Germany imports 5 billion eggs from Netherlands as insecticide scandal grows

Published 10.08.2017 17:44
emAFP Photo/em
AFP Photo

Germany has imported 5 billion eggs over the last year from the Netherlands, where Europe's escalating insecticide-tainted egg scandal originated last week.

According to Germany's Federal Statistical Office (Destatis) millions of eggs containing the insecticide fipronil made their way to German markets. Most of the tainted eggs were imported from Belgium and the Netherlands.

In 2016, Germany produced more than 12 billion eggs, of which 2.2 billion were exported. Meanwhile, to meet its daily demand for eggs Germany imported 7 billion eggs.
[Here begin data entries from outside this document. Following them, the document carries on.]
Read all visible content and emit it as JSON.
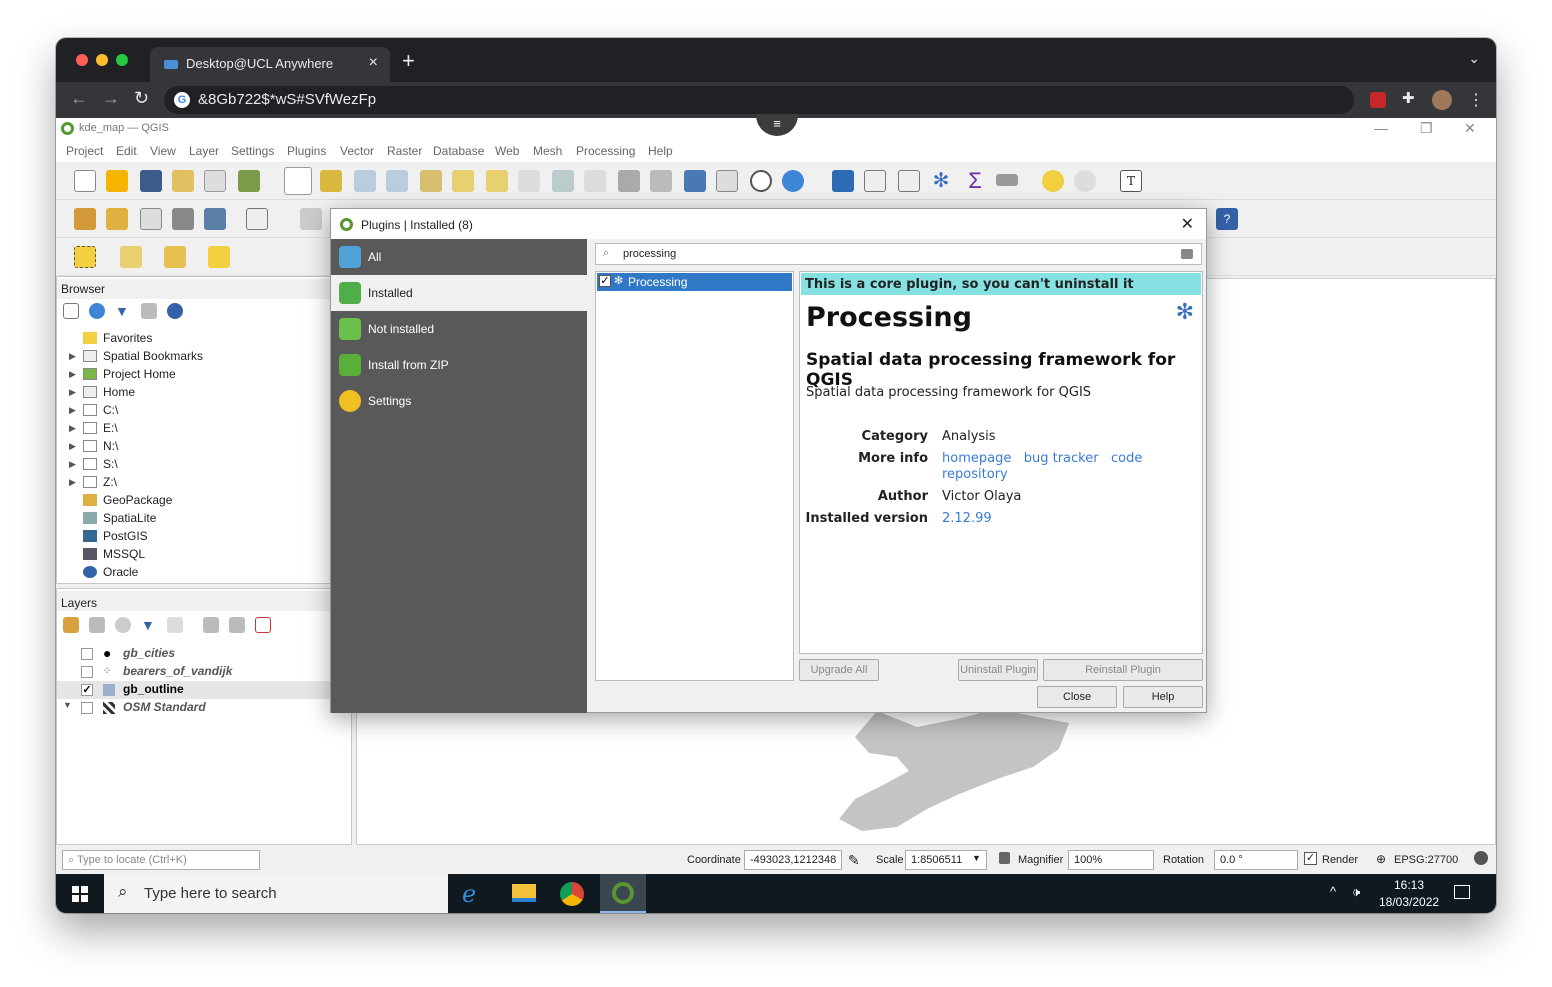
{
  "browser": {
    "tab_title": "Desktop@UCL Anywhere",
    "url": "&8Gb722$*wS#SVfWezFp"
  },
  "qgis": {
    "window_title": "kde_map — QGIS",
    "menu": [
      "Project",
      "Edit",
      "View",
      "Layer",
      "Settings",
      "Plugins",
      "Vector",
      "Raster",
      "Database",
      "Web",
      "Mesh",
      "Processing",
      "Help"
    ]
  },
  "browser_panel": {
    "title": "Browser",
    "items": [
      "Favorites",
      "Spatial Bookmarks",
      "Project Home",
      "Home",
      "C:\\",
      "E:\\",
      "N:\\",
      "S:\\",
      "Z:\\",
      "GeoPackage",
      "SpatiaLite",
      "PostGIS",
      "MSSQL",
      "Oracle"
    ]
  },
  "layers_panel": {
    "title": "Layers",
    "layers": [
      {
        "name": "gb_cities",
        "checked": false
      },
      {
        "name": "bearers_of_vandijk",
        "checked": false
      },
      {
        "name": "gb_outline",
        "checked": true
      },
      {
        "name": "OSM Standard",
        "checked": false
      }
    ]
  },
  "plugins_dialog": {
    "title": "Plugins | Installed (8)",
    "sidebar": [
      "All",
      "Installed",
      "Not installed",
      "Install from ZIP",
      "Settings"
    ],
    "search_value": "processing",
    "list_item": "Processing",
    "banner": "This is a core plugin, so you can't uninstall it",
    "heading": "Processing",
    "subheading": "Spatial data processing framework for QGIS",
    "description": "Spatial data processing framework for QGIS",
    "labels": {
      "category": "Category",
      "more_info": "More info",
      "author": "Author",
      "version": "Installed version"
    },
    "category": "Analysis",
    "links": [
      "homepage",
      "bug tracker",
      "code repository"
    ],
    "author": "Victor Olaya",
    "installed_version": "2.12.99",
    "buttons": {
      "upgrade_all": "Upgrade All",
      "uninstall": "Uninstall Plugin",
      "reinstall": "Reinstall Plugin",
      "close": "Close",
      "help": "Help"
    }
  },
  "statusbar": {
    "locate_placeholder": "Type to locate (Ctrl+K)",
    "coordinate_label": "Coordinate",
    "coordinate_value": "-493023,1212348",
    "scale_label": "Scale",
    "scale_value": "1:8506511",
    "magnifier_label": "Magnifier",
    "magnifier_value": "100%",
    "rotation_label": "Rotation",
    "rotation_value": "0.0 °",
    "render_label": "Render",
    "crs": "EPSG:27700"
  },
  "taskbar": {
    "search_placeholder": "Type here to search",
    "time": "16:13",
    "date": "18/03/2022"
  }
}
Nearly 5 billion of Germany's imported eggs came from the Netherlands, the country at the center of the ongoing scandal.

Germany also imported 225 million eggs from Belgium, another country involved in the egg crisis.

Meanwhile, Dutch investigators arrested two suspects Thursday in connection with a probe into the discovery of fipronil insecticide in European eggs, prosecutors said.

"It relates to two managers at the company that allegedly used the substance (fipronil) at poultry farms," spokeswoman Marieke van der Molen said, with Dutch media naming the suspects' company as Chickfriend.

The arrests came after Belgian authorities coordinated raids at eight locations across The Netherlands with the assistance of Europe's policing and judicial agencies Europol and Eurojust.

Fipronil is commonly used in veterinary products to get rid of fleas, lice and ticks. But it is banned from being used to treat animals destined for human consumption, including chickens.

In large quantities, the insecticide is considered to be "moderately hazardous" according to the World Health Organization, and can have dangerous effects on people's kidneys, liver and thyroid glands.

It is believed the toxic substance was introduced to poultry farms by a Dutch business named Chickfriend, and was initially brought in to treat red lice, a nasty parasite in chickens.